The #1 New York Times–bestselling author of Give War a Chance was at one time a raving pinko, with scars on his formerly bleeding heart to prove it. In Age and Guile: Beat Youth, Innocence, and a Bad Haircut, P. J. O’Rourke chronicles the remarkable trajectory that took him from the lighthearted fun of the revolutionary barricades to the serious business of the nineteenth hole.
How did the O’Rourke of 1970, who summarized the world of “grown-ups” as “materialism, sexual hang-ups, the Republican party, uncomfortable clothes, engagement rings, car accidents, Pat Boone, competition, patriotism, cheating, lying, ranch houses, and TV” come to be in favor of all of those things? What caused his metamorphosis from a beatnik-hippie type comfortable sleeping on dirty mattresses in pot-addled communes during his days as a writer for assorted “underground” papers? Here, O’Rourke shows how his socialist idealism and avant-garde aesthetic tendencies were cured, and how he acquired a healthy and commendable interest in national defense, balanced budgets, Porsches, and Cohiba cigars.

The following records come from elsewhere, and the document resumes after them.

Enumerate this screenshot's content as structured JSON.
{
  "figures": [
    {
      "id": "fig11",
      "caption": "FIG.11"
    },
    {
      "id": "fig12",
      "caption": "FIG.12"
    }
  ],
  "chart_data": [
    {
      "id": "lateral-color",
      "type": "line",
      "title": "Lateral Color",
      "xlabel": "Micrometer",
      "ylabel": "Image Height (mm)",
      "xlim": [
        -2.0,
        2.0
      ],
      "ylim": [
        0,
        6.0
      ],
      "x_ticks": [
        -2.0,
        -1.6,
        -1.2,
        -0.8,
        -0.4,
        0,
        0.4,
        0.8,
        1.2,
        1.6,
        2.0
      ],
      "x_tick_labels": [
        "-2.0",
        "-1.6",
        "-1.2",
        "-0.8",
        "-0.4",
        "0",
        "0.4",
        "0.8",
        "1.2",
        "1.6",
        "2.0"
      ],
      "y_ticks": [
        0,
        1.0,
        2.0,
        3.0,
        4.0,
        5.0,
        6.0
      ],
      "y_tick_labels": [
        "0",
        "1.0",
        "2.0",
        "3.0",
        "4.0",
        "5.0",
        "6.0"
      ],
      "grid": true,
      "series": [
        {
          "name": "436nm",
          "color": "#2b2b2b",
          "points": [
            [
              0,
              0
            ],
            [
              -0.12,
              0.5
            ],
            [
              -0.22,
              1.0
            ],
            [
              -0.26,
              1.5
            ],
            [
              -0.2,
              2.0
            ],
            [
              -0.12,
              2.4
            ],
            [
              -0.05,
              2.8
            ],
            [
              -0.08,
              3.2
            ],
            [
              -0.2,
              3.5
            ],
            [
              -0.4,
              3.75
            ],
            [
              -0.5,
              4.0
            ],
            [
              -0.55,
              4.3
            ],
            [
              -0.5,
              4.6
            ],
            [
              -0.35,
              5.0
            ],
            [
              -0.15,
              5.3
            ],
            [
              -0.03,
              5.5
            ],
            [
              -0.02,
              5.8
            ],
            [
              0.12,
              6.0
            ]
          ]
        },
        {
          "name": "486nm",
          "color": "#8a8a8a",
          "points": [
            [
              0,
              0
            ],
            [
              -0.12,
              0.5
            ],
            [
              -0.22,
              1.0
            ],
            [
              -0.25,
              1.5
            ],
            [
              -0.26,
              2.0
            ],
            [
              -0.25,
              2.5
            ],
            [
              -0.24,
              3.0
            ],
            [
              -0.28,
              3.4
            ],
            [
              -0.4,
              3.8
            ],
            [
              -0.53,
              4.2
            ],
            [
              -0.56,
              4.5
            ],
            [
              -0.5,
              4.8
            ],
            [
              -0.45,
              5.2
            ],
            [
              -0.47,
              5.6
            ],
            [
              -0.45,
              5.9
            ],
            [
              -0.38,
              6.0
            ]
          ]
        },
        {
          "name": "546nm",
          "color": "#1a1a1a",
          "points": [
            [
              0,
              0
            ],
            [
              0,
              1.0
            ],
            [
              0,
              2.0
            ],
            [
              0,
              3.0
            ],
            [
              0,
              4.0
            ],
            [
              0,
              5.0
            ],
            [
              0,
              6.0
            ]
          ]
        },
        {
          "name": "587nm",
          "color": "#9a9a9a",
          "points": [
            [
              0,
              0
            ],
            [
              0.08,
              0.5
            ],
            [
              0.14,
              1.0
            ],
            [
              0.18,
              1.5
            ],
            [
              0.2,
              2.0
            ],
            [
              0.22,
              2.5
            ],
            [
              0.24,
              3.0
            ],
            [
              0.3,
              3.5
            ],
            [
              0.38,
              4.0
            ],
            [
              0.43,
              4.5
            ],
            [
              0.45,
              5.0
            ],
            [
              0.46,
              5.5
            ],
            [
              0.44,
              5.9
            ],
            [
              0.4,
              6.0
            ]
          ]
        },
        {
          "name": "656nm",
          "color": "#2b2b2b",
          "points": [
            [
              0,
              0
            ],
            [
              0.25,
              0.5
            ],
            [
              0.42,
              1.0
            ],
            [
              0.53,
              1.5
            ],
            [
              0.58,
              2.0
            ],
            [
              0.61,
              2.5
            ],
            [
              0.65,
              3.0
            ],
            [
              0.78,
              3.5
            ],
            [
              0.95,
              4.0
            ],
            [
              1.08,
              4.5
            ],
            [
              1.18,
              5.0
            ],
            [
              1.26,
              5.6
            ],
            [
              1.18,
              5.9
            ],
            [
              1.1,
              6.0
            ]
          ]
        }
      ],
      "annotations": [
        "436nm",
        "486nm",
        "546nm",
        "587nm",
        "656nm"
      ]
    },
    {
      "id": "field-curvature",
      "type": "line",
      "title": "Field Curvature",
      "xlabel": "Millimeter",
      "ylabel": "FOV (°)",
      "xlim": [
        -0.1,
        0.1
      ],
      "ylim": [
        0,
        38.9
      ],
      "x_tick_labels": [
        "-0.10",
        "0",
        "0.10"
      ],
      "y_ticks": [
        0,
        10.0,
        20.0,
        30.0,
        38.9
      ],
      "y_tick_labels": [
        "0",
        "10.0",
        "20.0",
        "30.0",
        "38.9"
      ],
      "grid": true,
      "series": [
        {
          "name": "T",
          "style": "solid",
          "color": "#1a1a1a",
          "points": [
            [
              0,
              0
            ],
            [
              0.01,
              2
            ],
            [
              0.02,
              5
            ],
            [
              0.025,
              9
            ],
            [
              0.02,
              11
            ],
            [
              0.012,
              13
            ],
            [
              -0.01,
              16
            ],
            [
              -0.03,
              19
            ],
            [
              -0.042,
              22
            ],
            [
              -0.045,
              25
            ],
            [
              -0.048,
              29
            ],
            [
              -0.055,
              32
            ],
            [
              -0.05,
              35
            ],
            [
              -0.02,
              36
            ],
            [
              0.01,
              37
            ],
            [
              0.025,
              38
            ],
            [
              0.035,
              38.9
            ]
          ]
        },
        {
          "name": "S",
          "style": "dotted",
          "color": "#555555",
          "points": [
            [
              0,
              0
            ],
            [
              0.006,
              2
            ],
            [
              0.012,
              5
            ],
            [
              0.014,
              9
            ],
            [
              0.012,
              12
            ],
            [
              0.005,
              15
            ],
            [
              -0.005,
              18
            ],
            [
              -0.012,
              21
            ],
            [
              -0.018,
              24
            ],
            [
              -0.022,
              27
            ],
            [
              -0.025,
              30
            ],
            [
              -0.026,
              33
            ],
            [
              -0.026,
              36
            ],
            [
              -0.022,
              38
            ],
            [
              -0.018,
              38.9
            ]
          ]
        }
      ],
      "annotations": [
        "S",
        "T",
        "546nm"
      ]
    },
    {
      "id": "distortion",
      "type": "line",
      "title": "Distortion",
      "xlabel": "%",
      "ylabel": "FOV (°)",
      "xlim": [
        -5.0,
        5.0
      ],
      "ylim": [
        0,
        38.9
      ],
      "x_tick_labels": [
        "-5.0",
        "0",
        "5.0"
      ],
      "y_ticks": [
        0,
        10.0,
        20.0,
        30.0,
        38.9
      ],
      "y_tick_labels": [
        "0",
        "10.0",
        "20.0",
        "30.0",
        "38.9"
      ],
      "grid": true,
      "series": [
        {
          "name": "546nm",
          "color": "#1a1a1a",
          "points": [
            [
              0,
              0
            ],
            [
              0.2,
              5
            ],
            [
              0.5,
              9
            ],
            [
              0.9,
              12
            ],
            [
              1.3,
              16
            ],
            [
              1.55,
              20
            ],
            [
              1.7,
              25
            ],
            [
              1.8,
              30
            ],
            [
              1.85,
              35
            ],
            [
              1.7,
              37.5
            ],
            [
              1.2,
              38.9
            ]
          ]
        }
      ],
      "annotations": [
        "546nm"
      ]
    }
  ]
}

From a former editor-in-chief of National Lampoon and frequent NPR guest, this hilarious essay collection shows that there’s hope for all those suffering from acute bohemianism.
PUBLISHERS WEEKLY
Since most of O'Rourke's (All the Trouble in the World) books are collections, this retrospective is not so much a greatest-hits album as a variably entertaining grab bag of B-sides and other miscellany. There is giddy juvenilia he wrote for the 1970s underground press, including a hilarious hoax piece about Richard Nixon's trip to China. There are several arch tales about the 1960s that O'Rourke published in the National Lampoon, including an amusing attack on communism. His bumptiously ignorant persona serves him well as he explores high-end automobiles and such sports as fishing and golf for specialized magazines. O'Rourke's brief section on ``Current and Recurrent Events'' reminds us of his best political work; an even briefer selection of miscellany has some funnier stuff, including his uproarious dissection of a book tour. 150,000 first printing; author tour.